Will this year be any different? The fear was that there would be more one-sided games that does nothing for the image of the game, but the reality is that there are about four teams outside of Dublin that can stop the five in-a-row.
In Donegal’s group are Meath, Kerry and Mayo. Meath scraped through against a Clare side who have adopted a very defensive style of play. Meath come to Ballybofey on Sunday with Donegal expected to have too much in the tank for the beaten Leinster finalists.
In the league they ran us close and only for a goalkeeping error, they may have taken the two points but Donegal are a different side now. With their strongest team available, they will be thinking of doing a lot better than in last year's competition. Donegal should take it but Meath will create problems; they will ask questions of our ability to stop runners coming from deep, also conceding two goals and sixteen points against Cavan will not have gone unnoticed and I expect the Donegal management team to address the ease at which Cavan scored, especially in the second half.
In the other game in the group, Kerry take on a resurgent Mayo in Killarney, Mayo were back to their league form and had just enough for Galway last Saturday night. Considering their injury problems and the amount of young players they have brought through in the last few games, James Horan will go to Kerry quietly confident that they can ask some serious questions off the Munster champions.
Kerry were not let play against Cork in the Munster final. Cork, for once, got in their face and they struggled to get over a Cork side that look refreshed since their poor league campaign. Kerry still have the forwards to trouble any team in the country but their defence lacks that physical strength that’s required in the modern game.
In the other group Cork take on the Dubs. Cork have that confidence back again and put a huge number on the board against Laois last weekend. Cork will know if they are going to get to the last four they need to get something out of this game; if they can keep it close going into the last 20 they will have a chance as Dublin have had it far too easy in Leinster.
Roscommon have the pleasure of entertaining Tyrone in the last game. Last year Roscommon were the whipping boys of the Super 8s. They were hammered in all three games and it certainly must have hit their pride and confidence hard. Under a new manager this year in Anthony Cunningham, they look sharp and full of endeavour but they face a Tyrone side that since their defeat to Donegal in Breffni have gone quietly about their business and established themselves once again as the team to beat.
TRAINING FOR SUPER 8S
I said at the time, Mickey Harte’s men were far from finished and there would be a question in many people's mind were they really preparing themselves for the Ulster championship or was their training tailored for a run in the Super 8s, peaking for around the time of the All-Ireland semi-finals.

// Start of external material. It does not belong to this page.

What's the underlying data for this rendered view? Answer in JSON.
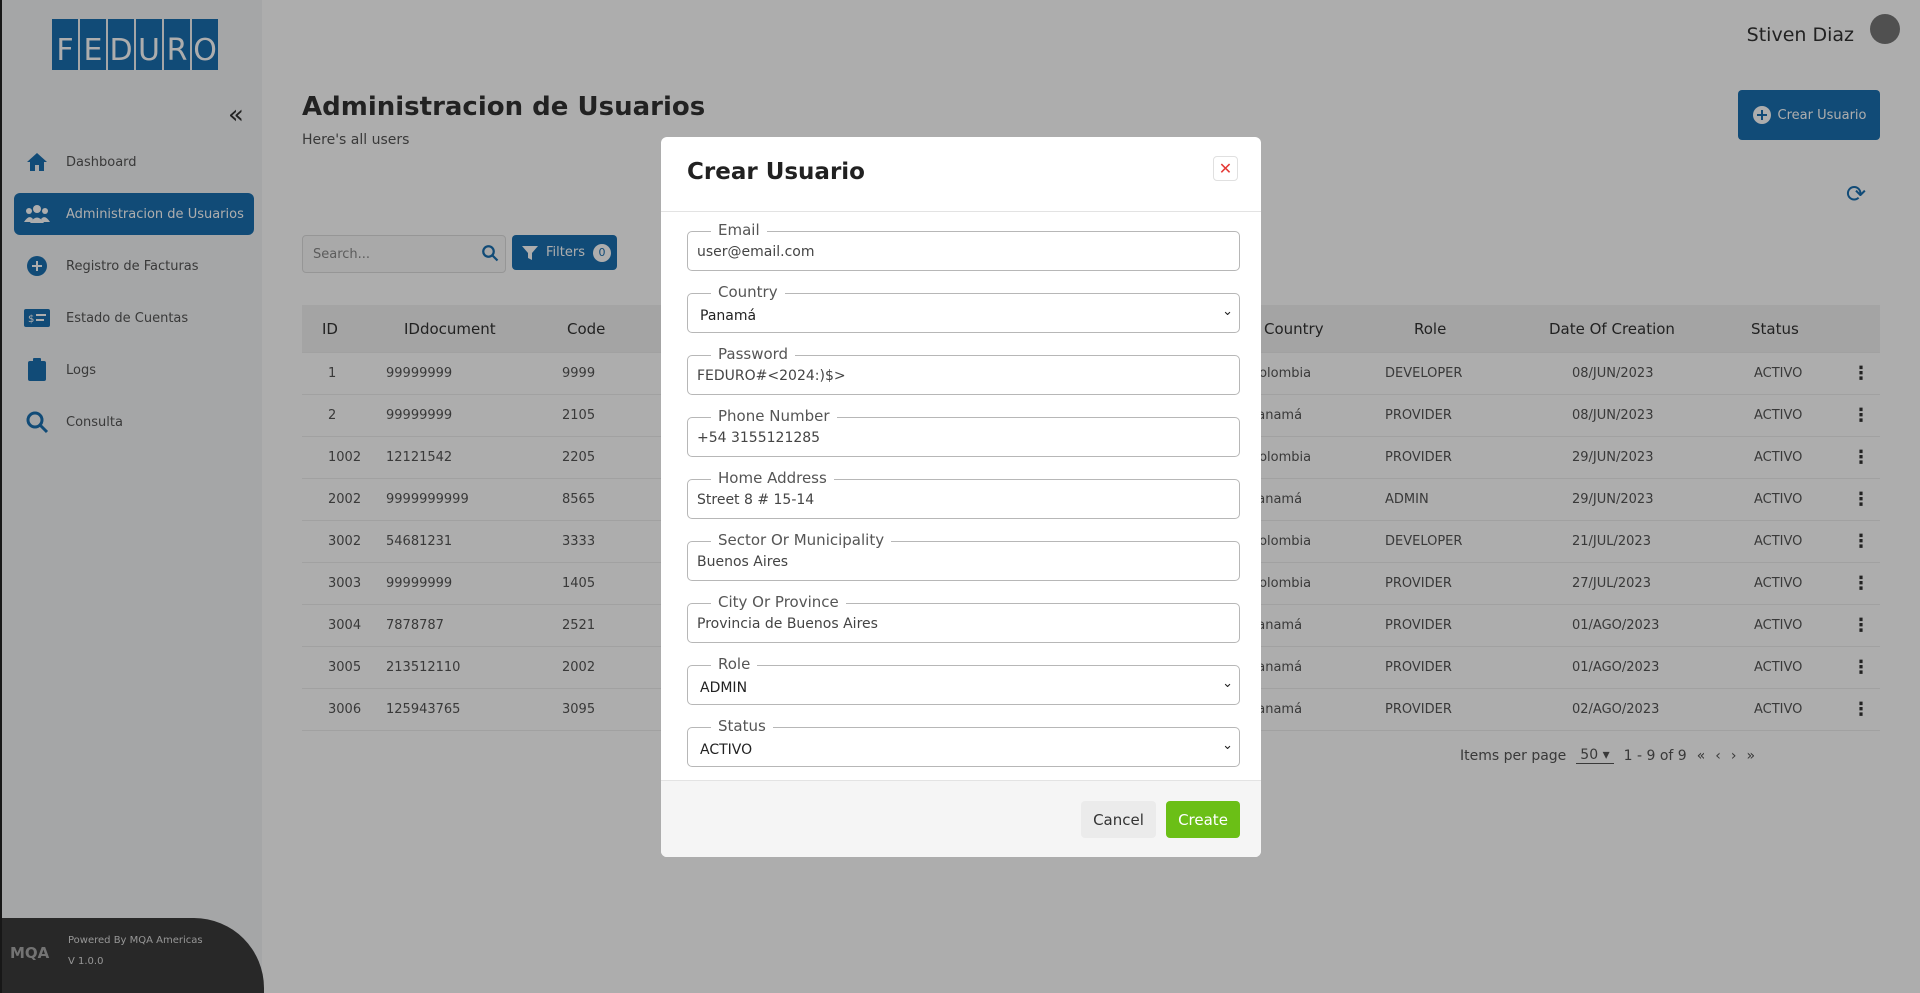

Gaelic football needs a couple of clinkers this weekend. We need the likes of Meath and Cork to put it up to the likes of Donegal and Dublin; we need Tyrone to get a scare in Hyde Park and Mayo to awaken the kingdom. While I like every other Donegal man, woman and child want to see Michael Murphy lift Sam once again, football is in need of a great deal of positive press; they need everyone to be talking about the energy, skill and commitment shown by these great athletes and not discussing blanket defences, everyone behind the ball, poor refereeing and, of course, the dreaded question whether is was or wasn’t a black card.
There has been far too much talk about second tier competitions and the poor quality of some of the games. You can be sure if you watched all the hurling games, there were plenty of bad ones as well. We have to get past always talking about the same topics. Those at the top have to look harder into how the game can be made more open, letting skill, pace and scoring power take over from rigid defensive game plans. The game has become more about coaches, managers, match tactics and not about the players, the skills and the connection with those that follow the sport.
While everyone contrives to paint the Dubs as the big monster in the room, maybe it’s time other counties look at the way they (Dublin) do their business, look at the way they have turned around their fortunes in the last ten years and more so how they have sustained it; how those involved have still kept that hunger that drives them on, that can be quelled by success. Dublin are doing something right and if we want to get them off that pedestal, counties have to stop complaining about how unfair the system is and get on with improving and then hopefully competing with the likes of Dublin and Kerry who have dominated the sport for longer than we care to remember.